I have a question about the praxis in the orthodox church. Is the Talk -Omilía a part of the Divine Leitourgy, or it is not regular component of it?



Answer to Question 47.

Dear Ivan,

There are two kinds of talks usually offered by Orthodox Priests or Theologians, the first is the sermon which takes place during the Liturgy. This should be said immediately after the reading of the Gospel lesson for the day, but in practice most parishes give the sermon later during the preparation for Holy Communion. There are two reasons why the sermon is moved to almost the end of the Liturgy: one - it saves time if the sermon is given by a lay theologian, and two - because many people (especially with young children) come late to the service and don't manage to hear the Gospel reading: by postponing the sermon to the later time it reaches more people. The sermon is usually on the meaning of the Gospel or Apostle readings of the day or the meaning of the feast at hand, but as it is said just before Holy Communion it will usually end with some reference to the Holy Mysteries. Not all priests have permission to give a sermon. They would need to have a theological degree or at least to have enough education and spiritual knowledge which would justify the Bishop giving his blessing to that priest to give sermons.

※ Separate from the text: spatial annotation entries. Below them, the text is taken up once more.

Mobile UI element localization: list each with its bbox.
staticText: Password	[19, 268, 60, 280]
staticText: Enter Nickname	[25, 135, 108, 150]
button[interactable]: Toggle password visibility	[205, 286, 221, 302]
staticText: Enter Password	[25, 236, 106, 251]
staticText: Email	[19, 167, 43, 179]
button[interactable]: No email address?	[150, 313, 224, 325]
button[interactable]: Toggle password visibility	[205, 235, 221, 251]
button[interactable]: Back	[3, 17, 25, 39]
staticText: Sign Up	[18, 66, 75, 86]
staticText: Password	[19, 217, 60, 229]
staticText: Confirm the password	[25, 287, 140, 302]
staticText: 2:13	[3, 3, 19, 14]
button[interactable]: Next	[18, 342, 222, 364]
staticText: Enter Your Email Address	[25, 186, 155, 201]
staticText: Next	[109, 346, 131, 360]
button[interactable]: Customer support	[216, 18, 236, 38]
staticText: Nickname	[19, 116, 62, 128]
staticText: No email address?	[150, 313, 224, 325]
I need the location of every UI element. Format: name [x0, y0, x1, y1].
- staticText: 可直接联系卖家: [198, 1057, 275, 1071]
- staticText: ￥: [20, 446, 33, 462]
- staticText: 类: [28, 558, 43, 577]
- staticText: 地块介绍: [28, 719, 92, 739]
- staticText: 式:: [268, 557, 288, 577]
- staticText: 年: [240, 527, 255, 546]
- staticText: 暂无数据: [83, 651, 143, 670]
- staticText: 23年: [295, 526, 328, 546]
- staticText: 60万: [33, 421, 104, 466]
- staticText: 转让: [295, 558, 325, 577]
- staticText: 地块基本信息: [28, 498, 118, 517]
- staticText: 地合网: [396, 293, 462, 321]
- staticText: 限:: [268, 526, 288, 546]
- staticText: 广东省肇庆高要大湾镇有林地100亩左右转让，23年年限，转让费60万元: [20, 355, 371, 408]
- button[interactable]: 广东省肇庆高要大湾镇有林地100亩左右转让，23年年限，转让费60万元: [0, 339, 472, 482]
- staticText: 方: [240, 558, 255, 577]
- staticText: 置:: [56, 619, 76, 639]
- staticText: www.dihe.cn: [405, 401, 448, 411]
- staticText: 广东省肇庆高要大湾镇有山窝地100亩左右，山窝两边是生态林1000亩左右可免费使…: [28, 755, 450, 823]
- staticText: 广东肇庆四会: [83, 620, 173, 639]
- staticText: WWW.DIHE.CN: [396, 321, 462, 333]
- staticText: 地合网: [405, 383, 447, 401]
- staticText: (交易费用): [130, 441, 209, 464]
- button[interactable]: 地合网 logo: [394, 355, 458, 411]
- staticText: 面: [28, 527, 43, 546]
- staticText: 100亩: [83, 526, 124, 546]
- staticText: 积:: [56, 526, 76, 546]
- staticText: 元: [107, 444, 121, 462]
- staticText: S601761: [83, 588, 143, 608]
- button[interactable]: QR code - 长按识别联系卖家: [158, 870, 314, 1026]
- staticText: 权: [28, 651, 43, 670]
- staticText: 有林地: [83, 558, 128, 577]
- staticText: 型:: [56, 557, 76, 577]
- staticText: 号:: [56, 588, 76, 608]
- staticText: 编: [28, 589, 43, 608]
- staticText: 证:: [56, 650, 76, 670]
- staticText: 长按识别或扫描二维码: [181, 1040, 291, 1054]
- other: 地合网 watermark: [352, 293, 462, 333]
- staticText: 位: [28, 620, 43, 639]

In parishes where the priest does not give a sermon, lay theologians regularly visit for this purpose. Sadly, in villages, visits from theologians are not so regular. In general sermons should not be more than ten minutes and definitely not more than fifteen. The second type of talk is more like a catechisms for adults and is usually offered as a weekly evening talk. The subject can be on any spiritual matter that the priests determines would be spiritually enlightening and educational for his listeners. Talks usually last for an hour including the time that should be allowed for possible questions and answers.